The West applied strong sanctions to Russia for invading Ukraine. The sanctions sent the Rouble 30% lower and the central bank of Russia hiked interest rates to 20%. Fears that the sanctions could hurt global growth saw investors seek out the safety of the USD.
Federal Reserve Chair Jerome Powell gave a second testimony before Congress on Thursday and confirmed that the US central bank would hike rates at the FOMC meeting on 17th March.
Non-farm payroll showed that the US economy added 678,000 jobs in February, this was above the expectation of 400,000 jobs and also well above January’s figure of 481,000. The unemployment rate fell from 4% to 3.8%.
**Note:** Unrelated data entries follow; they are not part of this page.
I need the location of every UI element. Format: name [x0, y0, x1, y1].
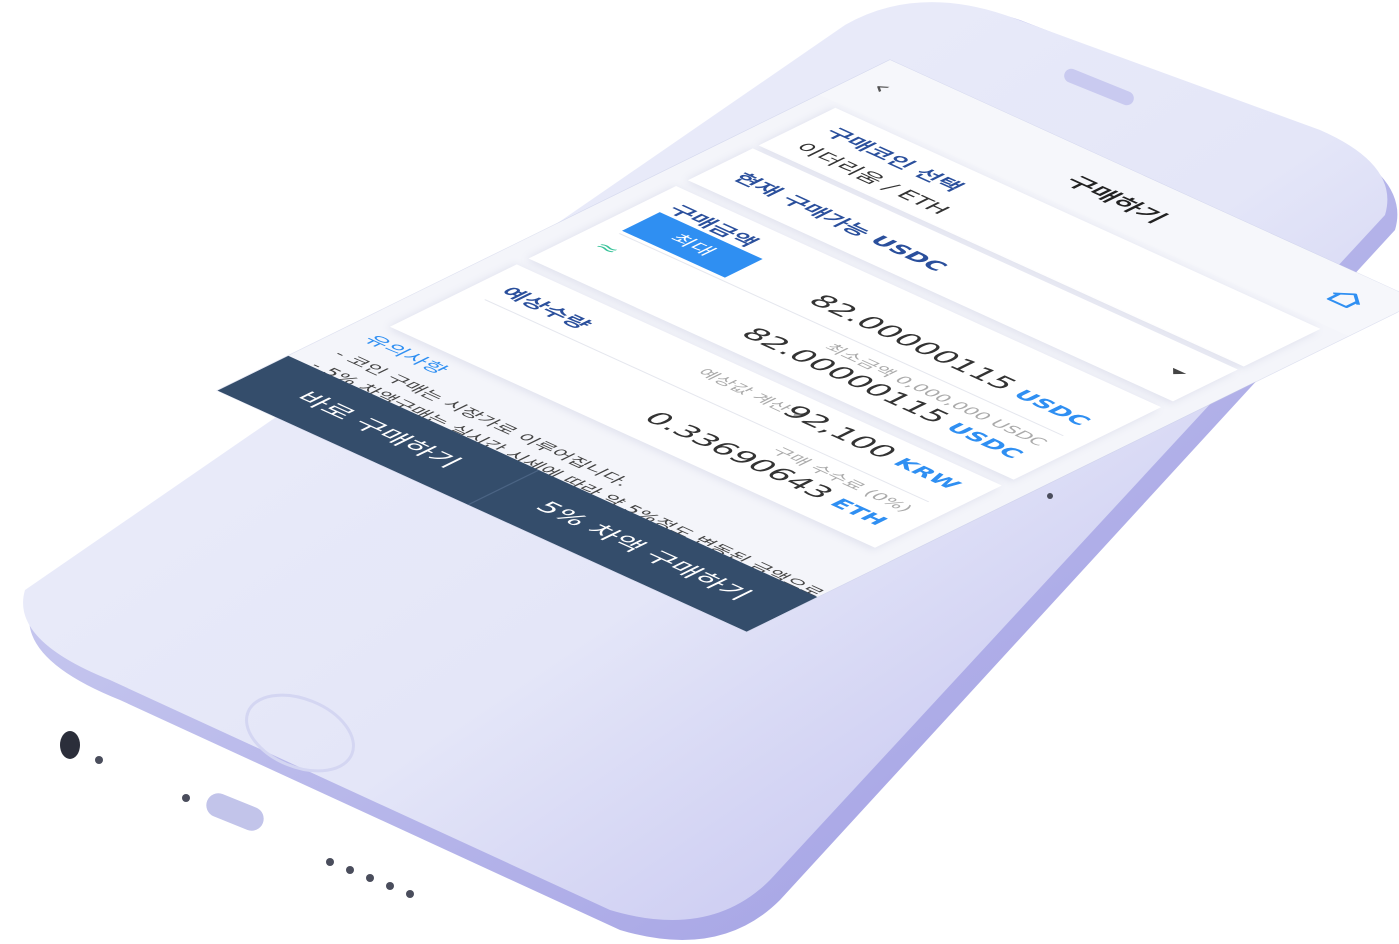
krw-amount-unit: KRW [887, 455, 967, 493]
approx-icon: ≈ [587, 238, 627, 258]
stage: ‹ 구매하기 구매코인 선택 이더리움 / ETH 현재 구매가능 USDC 구… [0, 0, 1399, 944]
expected-label: 예상수량 [494, 284, 597, 332]
chevron-down-icon[interactable] [1166, 367, 1187, 378]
US ISM manufacturing PMI rose to 58.6 in February, up from 57.6 in January. This was ahead of the 58 level expectation and well over level 50 which separates expansion from contraction.
INR continued its last-week fall as Risk aversion continues to dominate the global financial markets as Russia continues its military assault on Ukraine. Sanction on Russia from the west raises supply concerns and drives Oil prices higher. Higher oil prices is bad news for oil-importing countries such as India.
West Texas Intermediate trades at USD 113 up 23% so far this week, while Brent hit USD 118. The OPCE+ countries decided to stick to their current plan of small, gradual increases to the production of just 400,000 barrels per day.